Me revient le souvenir d’un cinoque, habitué du café que tenaient mes parents derrière la gare de l’Est (Paris Xe) dans les années soixante-dix. Il était âgé d’une cinquantaine d’année, brun et chauve, c’est à dire qu’il ramenait au sommet du crane les mêches qu’il laissait pousser sur les tempes, visage long et carré (on peut dire rectangulaire, en somme), teint mat, yeux sombres. Il était toujours vêtu du même imper marron-bronze, assez court, qui avait été à la mode quelques années auparavant. Le plus souvent, il jouait au flipper et comme je passais de très longs moments à observer les familiers de ce jeu, je le connaissais un peu, sans toutefois savoir son nom. Il était assidu et sa tenue négligée (l’imper était crasseux, les cheveux mal tenus) faisait qu’on (les parents) se demandait bien à quoi il pouvait s’occuper par ailleurs.

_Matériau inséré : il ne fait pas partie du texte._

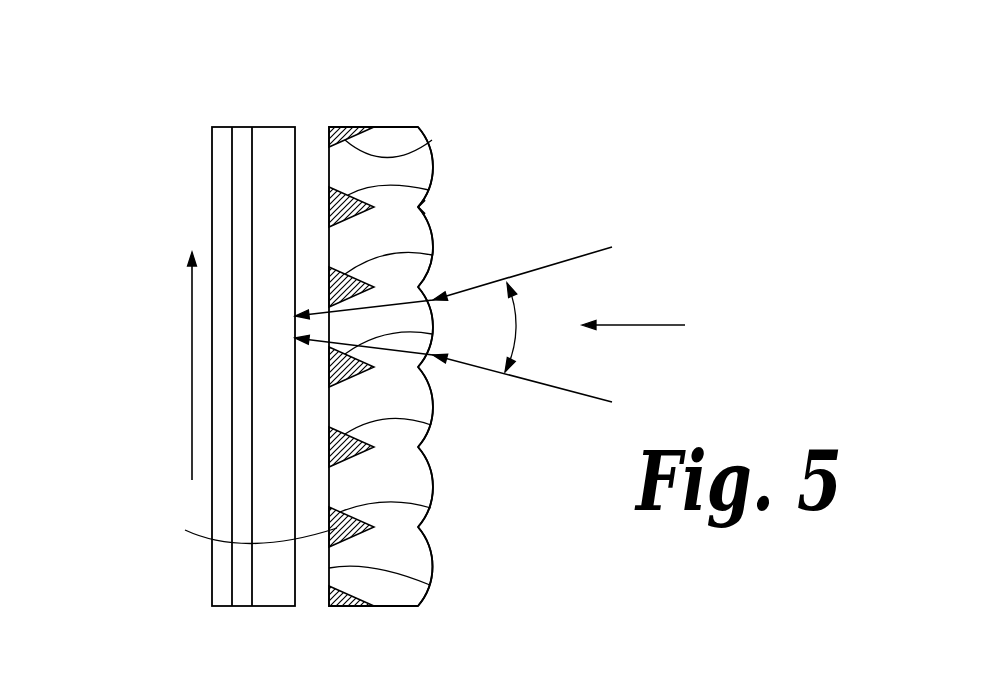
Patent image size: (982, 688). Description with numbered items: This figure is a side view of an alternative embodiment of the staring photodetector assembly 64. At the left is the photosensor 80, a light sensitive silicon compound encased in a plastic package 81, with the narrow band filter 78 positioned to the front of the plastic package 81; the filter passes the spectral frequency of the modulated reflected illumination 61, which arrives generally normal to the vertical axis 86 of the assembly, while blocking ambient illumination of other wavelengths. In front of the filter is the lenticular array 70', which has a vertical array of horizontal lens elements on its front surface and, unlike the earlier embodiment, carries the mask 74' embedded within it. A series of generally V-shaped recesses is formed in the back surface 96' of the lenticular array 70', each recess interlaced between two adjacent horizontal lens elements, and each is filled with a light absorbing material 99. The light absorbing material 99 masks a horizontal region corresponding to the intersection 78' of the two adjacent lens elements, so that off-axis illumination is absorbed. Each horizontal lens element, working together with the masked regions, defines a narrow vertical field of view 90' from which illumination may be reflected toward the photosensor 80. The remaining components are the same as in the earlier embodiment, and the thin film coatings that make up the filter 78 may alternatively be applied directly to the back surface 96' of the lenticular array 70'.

The modulated reflected illumination 61 is at (655, 325).
The staring photodetector assembly 64 is at (397, 87).
The lenticular array 70' is at (404, 337).
The mask 74' is at (339, 93).
The narrow band filter 78 is at (253, 325).
The intersection of two adjacent horizontal lens elements 78' is at (492, 203).
The photosensor 80 is at (233, 140).
The plastic package 81 is at (218, 150).
The vertical axis 86 is at (192, 322).
The narrow vertical field of view 90' is at (562, 323).
The back surface of lenticular array 96' is at (412, 590).
The light absorbing material 99 is at (248, 528).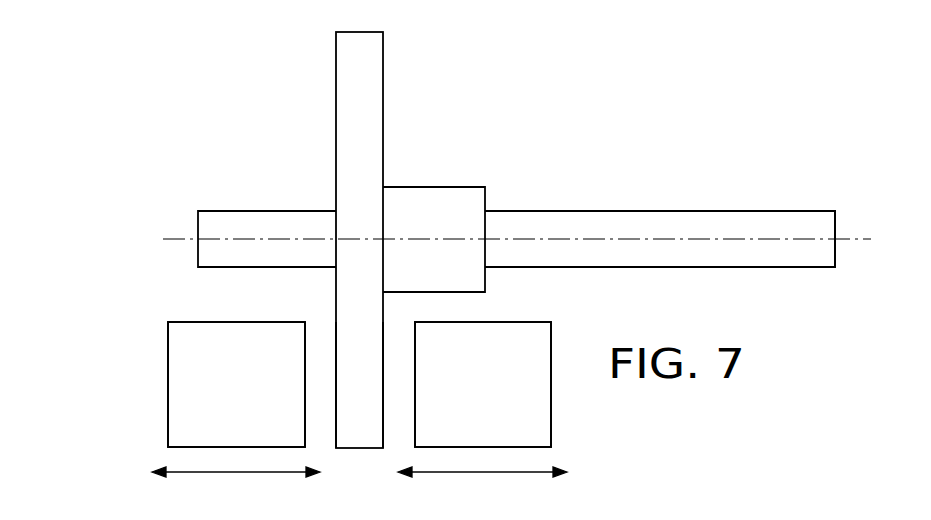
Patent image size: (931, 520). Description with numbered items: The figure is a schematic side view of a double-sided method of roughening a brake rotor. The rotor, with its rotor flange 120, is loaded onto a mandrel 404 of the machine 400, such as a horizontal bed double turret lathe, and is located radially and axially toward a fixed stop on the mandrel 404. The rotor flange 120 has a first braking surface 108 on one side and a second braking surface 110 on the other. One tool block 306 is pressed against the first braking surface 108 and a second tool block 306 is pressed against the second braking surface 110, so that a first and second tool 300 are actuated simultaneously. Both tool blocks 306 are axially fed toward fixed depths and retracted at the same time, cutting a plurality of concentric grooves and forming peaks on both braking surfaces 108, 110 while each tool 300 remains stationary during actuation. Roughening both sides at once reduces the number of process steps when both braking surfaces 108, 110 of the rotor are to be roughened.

Mais rien de cinoque, comme on voit, y’en avait tellement, de ces déclassés, au café des parents…
Et mes parents ont vendu Le petit Landon ; je grandissais ; je fréquentais la cinémathèque. C’est là que j’ai revu le cinoque amateur de flipper, toujours vêtu de son imper douteux, toujours avec ses cheveux follets.
Il parlait tout seul ; le temps passait et il déraillait plus largement, son allure fléchissait, plus maigre, plus nerveux. Je me demandais s’il fréquentait toujours mon vieux bistrot et je n’ai pas noté quels étaient ses films favoris, quand on pouvait le rencontrer à coup sûr, à quelle heure et quels jours. Sans compter qu’en matière de cinoque, la cinémathèque se posait un peu là, avec tous les effarés à qui on laissait les premiers rangs, les pouilleux géniaux de la cinéphilie, héberlués, pâles ; ils avaient tout vu, sans jamais sortir, peu de femmes, bien sûr. Bistrots populaire et salles de cinoche abritaient donc aimablement-la patronne, l’ouvreuse, les habitués-ces types sortis du cadre et où vont ils maintenant ? Ces endroits où ils se réfugiaient, Fargue appelait ça « des rabicoins », le Petit Landon était un bon rabicoin, vérifié depuis longtemps, et la cinémathèque pas mal non plus.
Mais je dois dire que j’étais surtout étonné par la rencontre, loin de chez moi, d’un habitué de chez moi, loin de ses habitudes bistrotières ; c’est ça qui me frappait, et pas ses solliloques efflanqués, qu’il puisse lui aussi sortir de chez moi ; je grandissais, comme j’ai déjà dit.